Morales started his assault by attempting to strangle Winchell from behind in a car with his belt. When the belt broke, Morales beat Winchell with a hammer until her face was longer recognizable.

He then dragged her face down across a road into a vineyard, where he raped her and mutilated her body by stabbing her in the heart.

A judge and jury must unanimously decide that a person’s crime should be punished by death, and in this case, they did. Despite numerous appeals by Morales’ lawyers, the decision was upheld. The justice system had spoken, and it saw fit to dole out the most solemn and severe of punishments: death. The penalty was decided upon through a long, deliberate process that took 25 years. Yet, in a few short minutes, these anesthesiologists decided that their personal ideologies and agendas were more important than upholding the laws of the legal system, and in effect granted Morales clemency.

It is our right as citizens to debate whether or not criminals should be sentenced to death. It was not, however, the anesthesiologists’ place to do what they did.

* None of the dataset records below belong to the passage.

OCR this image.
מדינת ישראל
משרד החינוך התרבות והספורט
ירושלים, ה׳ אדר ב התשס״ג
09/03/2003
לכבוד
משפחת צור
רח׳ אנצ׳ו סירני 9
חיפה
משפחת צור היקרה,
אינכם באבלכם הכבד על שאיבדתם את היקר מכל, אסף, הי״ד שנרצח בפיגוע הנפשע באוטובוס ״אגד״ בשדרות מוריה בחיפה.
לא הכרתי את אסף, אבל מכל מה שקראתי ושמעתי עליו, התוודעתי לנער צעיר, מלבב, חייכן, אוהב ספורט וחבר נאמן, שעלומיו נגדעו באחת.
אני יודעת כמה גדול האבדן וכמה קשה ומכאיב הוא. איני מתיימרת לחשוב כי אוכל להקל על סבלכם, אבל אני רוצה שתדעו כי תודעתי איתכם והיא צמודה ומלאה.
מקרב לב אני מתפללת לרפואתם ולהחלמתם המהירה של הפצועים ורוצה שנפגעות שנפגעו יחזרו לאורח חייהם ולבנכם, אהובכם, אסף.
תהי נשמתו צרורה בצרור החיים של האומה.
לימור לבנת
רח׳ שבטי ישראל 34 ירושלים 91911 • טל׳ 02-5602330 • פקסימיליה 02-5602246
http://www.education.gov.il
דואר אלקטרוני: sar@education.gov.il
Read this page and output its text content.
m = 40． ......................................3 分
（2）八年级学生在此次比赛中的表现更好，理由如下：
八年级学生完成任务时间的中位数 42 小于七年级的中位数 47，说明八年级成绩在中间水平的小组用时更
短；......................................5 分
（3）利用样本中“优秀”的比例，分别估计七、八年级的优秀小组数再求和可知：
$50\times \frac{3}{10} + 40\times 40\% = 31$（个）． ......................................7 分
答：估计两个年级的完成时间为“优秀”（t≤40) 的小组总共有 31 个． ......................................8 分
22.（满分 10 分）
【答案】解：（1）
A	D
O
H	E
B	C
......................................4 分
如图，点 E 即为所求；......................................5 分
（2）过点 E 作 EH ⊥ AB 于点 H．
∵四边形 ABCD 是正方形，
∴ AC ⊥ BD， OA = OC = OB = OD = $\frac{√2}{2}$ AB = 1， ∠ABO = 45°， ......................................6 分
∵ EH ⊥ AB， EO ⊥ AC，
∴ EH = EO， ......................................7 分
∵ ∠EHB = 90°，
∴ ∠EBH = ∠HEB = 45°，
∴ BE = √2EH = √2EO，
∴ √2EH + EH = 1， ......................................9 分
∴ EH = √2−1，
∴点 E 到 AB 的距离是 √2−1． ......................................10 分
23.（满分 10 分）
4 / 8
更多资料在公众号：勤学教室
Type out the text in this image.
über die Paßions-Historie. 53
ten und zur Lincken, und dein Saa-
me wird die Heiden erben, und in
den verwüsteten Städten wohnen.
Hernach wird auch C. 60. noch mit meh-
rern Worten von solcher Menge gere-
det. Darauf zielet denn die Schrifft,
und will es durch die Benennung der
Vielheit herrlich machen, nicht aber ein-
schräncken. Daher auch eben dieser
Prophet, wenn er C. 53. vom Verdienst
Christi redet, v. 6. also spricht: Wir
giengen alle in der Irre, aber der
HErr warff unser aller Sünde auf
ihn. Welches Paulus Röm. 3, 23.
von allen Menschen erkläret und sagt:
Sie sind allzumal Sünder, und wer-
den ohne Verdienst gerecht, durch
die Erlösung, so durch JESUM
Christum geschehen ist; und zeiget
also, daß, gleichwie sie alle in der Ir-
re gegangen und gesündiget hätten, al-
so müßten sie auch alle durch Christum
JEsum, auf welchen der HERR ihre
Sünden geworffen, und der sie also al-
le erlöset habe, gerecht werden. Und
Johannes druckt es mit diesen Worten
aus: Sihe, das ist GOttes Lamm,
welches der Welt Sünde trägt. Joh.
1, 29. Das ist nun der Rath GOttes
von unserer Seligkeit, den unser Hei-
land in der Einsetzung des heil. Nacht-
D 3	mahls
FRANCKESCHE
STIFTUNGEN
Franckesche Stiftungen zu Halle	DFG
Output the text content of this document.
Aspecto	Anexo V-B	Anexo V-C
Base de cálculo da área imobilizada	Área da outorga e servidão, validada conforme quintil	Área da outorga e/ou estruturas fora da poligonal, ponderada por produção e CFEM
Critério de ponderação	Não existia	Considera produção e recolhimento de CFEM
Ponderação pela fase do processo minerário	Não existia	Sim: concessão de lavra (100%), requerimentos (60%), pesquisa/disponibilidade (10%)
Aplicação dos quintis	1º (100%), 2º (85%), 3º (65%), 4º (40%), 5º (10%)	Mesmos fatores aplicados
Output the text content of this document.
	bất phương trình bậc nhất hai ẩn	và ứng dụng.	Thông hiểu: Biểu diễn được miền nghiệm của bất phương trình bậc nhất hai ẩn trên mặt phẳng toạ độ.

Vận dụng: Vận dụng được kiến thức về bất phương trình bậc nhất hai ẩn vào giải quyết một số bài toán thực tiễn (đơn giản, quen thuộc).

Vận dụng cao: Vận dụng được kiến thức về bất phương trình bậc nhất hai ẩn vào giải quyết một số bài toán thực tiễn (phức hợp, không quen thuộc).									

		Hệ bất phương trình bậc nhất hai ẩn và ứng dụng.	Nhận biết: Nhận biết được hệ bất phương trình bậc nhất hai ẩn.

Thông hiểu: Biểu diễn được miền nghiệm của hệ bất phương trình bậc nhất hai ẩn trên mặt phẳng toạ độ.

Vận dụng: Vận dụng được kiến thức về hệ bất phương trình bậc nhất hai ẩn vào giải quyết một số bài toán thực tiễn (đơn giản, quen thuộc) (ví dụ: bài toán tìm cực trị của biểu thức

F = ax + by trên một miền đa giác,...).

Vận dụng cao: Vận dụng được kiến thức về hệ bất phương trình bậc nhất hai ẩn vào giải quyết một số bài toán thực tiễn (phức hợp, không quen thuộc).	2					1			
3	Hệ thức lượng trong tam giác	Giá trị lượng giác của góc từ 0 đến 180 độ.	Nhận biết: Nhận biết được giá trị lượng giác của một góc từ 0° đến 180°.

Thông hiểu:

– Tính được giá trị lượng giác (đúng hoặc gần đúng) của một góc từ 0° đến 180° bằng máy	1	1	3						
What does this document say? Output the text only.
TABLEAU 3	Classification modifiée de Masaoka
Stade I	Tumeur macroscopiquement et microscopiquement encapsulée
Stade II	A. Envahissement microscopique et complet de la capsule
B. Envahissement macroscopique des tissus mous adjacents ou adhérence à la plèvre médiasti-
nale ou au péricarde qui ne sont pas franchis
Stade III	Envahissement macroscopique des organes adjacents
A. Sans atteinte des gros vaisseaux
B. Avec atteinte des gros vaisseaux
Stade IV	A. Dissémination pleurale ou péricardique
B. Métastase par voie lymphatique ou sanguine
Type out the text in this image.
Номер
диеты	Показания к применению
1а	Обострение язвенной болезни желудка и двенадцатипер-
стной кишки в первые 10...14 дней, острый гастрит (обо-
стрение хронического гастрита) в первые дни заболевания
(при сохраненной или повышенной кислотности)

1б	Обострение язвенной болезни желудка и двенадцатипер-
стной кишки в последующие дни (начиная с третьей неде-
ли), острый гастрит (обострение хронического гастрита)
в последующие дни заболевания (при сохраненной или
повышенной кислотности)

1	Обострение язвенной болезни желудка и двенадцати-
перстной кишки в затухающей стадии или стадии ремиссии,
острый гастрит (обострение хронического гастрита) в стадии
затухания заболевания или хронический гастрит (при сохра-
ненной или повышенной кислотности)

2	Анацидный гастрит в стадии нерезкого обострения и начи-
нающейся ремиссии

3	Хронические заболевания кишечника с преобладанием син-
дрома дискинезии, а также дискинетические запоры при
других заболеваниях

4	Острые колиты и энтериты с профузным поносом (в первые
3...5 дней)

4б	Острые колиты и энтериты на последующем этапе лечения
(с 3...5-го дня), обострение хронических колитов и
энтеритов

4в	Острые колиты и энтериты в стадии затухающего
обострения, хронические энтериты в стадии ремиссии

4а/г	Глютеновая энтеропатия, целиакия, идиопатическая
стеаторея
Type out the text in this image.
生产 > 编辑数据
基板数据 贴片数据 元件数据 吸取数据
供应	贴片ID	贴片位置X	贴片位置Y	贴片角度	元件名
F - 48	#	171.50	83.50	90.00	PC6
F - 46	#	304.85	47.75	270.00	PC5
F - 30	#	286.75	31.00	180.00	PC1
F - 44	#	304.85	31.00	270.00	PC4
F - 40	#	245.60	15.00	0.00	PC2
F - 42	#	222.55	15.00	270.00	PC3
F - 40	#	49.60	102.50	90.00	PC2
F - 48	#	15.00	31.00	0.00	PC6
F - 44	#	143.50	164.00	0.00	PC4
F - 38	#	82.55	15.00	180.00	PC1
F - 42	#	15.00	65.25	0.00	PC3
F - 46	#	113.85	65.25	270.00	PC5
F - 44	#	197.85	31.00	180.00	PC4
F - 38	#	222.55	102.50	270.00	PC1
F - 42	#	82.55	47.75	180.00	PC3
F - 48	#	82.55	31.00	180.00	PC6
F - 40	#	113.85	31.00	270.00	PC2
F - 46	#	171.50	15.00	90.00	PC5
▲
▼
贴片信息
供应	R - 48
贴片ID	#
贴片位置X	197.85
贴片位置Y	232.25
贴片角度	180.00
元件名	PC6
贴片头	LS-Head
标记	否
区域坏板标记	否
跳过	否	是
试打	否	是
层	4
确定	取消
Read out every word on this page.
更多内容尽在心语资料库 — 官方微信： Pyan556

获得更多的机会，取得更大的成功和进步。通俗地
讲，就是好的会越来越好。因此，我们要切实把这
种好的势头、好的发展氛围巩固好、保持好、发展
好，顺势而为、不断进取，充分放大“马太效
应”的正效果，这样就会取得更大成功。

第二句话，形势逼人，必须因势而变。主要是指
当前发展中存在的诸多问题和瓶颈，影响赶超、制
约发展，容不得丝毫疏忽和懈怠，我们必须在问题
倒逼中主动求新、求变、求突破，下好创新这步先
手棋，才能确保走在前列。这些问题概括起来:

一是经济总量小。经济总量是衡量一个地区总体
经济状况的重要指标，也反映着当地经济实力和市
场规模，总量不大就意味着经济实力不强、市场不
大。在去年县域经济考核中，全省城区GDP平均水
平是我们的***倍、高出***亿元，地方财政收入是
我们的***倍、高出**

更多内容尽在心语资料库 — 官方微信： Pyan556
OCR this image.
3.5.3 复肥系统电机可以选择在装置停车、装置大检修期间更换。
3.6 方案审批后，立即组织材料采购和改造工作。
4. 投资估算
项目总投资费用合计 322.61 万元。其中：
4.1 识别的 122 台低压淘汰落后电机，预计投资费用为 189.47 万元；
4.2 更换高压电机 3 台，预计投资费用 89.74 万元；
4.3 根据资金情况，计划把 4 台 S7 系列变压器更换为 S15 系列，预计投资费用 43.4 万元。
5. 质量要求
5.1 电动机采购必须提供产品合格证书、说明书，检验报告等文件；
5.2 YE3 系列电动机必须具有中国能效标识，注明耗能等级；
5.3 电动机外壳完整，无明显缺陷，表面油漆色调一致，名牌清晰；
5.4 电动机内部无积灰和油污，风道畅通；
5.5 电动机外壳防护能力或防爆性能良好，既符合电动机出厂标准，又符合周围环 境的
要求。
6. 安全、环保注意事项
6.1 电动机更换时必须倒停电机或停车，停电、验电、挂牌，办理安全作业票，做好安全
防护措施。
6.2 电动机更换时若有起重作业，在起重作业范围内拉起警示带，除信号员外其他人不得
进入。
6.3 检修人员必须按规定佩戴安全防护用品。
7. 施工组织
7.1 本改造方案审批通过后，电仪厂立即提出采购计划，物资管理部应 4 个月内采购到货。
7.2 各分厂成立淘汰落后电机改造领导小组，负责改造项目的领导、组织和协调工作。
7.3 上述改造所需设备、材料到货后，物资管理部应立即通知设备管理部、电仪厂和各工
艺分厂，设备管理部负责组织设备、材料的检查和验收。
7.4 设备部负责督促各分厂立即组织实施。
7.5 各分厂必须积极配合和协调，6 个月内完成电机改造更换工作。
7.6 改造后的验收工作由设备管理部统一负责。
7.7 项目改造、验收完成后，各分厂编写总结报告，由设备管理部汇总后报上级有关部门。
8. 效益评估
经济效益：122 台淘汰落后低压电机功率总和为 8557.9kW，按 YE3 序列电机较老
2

Until the laws are changed saying otherwise, they had a duty to perform the job they agreed to do, Like pharmacists who refuse to fill birth-control pill prescriptions because of moral or religious objections, these workers should not have the right to choose what laws they follow or enforce just because they don’t match their personal beliefs.

Of course, nobody should blindly follow whatever their superiors say, but we have a legal system in place to air grievances and objections regarding laws and social policies. If the doctors did not agree with capital punishment, they should have taken it up with the courts instead of abandoning their jobs. Better yet, they should not have agreed to do the job in the first place.

Due to the selfish actions of these two doctors who let their beliefs trump the American legal system, Barbara Christian must continue to live with a 25-year nightmare that started with the death of her daughter. It should have ended with a phone call informing her that Morales had met the same fate.